Chacun a éprouvé par soi-même plus d’une sédition, plus d’un mauvais désir, plus d’une joie digne tout au plus d’un pourceau ou d’un chien ; ces mêmes forces se retrouveront dans un éclair de vertu, dans un mouvement de vraie amitié. Ces petites choses, orientées, feront une grande chose. Et, en vérité, ce n’est point en domptant ces forcés animales que j’en ferai une force humaine ; c’est plutôt en les délivrant. Le cœur est plus libre dans l’amour que dans la haine, et c’est toujours le même cœur.

Tous ces hommes sont faibles et petits, autant qu’ils sont menacés par d’autres, et resserrés en eux-mêmes. Mais je ne les vois pas triomphants, ni seulement contents. Est-ce qu’un ivrogne fait envie, lorsqu’il a tué tout à fait sa pensée d’homme ? Il y a toutes sortes d’ivresses, qui consistent toujours à, ne pas vouloir être homme, à fermer les yeux volontairement, à ne pas vouloir se regarder soi-même, à invoquer des témoignages autour de soi ; car toutes les fois que vous imitez la faiblesse du voisin, vous vous faites une espèce d’ami.
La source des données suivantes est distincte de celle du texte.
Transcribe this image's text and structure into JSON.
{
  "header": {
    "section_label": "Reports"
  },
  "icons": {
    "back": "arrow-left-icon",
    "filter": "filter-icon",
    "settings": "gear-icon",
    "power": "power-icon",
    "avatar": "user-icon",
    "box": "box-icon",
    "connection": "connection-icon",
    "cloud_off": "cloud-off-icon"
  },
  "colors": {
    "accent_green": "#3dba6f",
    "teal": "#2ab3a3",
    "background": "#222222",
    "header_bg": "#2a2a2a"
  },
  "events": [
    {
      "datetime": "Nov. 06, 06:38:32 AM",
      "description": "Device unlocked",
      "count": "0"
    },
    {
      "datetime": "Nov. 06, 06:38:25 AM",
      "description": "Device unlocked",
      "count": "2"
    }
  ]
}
Écoutez-les bien ? Est-ce qu’ils invoquent le fond d’eux-mêmes ? Est-ce qu’ils disent que, du fond de leur cœur ils aiment la guerre, la défense, le châtiment, le bourreau ? Non pas. Ils invoquent la nécessité. Ils disent qu’un homme ne peut jamais être un homme Et, tout de suite après, je les vois s’accrocher à quelque débris d’idée, comme à une épave. « Cet homme était seul contre beaucoup : j’ai voté pour lui. » « Nous sauverons l’ordre ; nous ne voulons point d’une justice violente. » « Il y a d’autres problèmes ; il faut que la partie se soumette au tout. » Ils s’accrochent à tout ce qui flotte. Et je ne les vois pas bien fiers, s’ils n’ont qu’une mauvaise planche au lieu d’un vaisseau.

Enfin ils se jettent à de petits travaux, comme d’autres boivent pour oublier. Regardez bien ; vous les verrez, dans le détail des dépenses publiques, d’une probité obstinée. Ils useront leurs yeux sur de petits comptes. Comme le castor, dans sa cage, dès qu’il avait un peu de boue, il se mettait a construire. Ainsi je devine en tous ces hommes, qui voudraient ne plus penser, un prodigieux instinct de modeler une espèce de justice, chacun dans sa cage. Mais comment les délivrer ? Demandez à cet escrimeur comment il a délivré son bras. C’est en pensant bien ce que l’on fait mal que l’on arrive à le faire bien.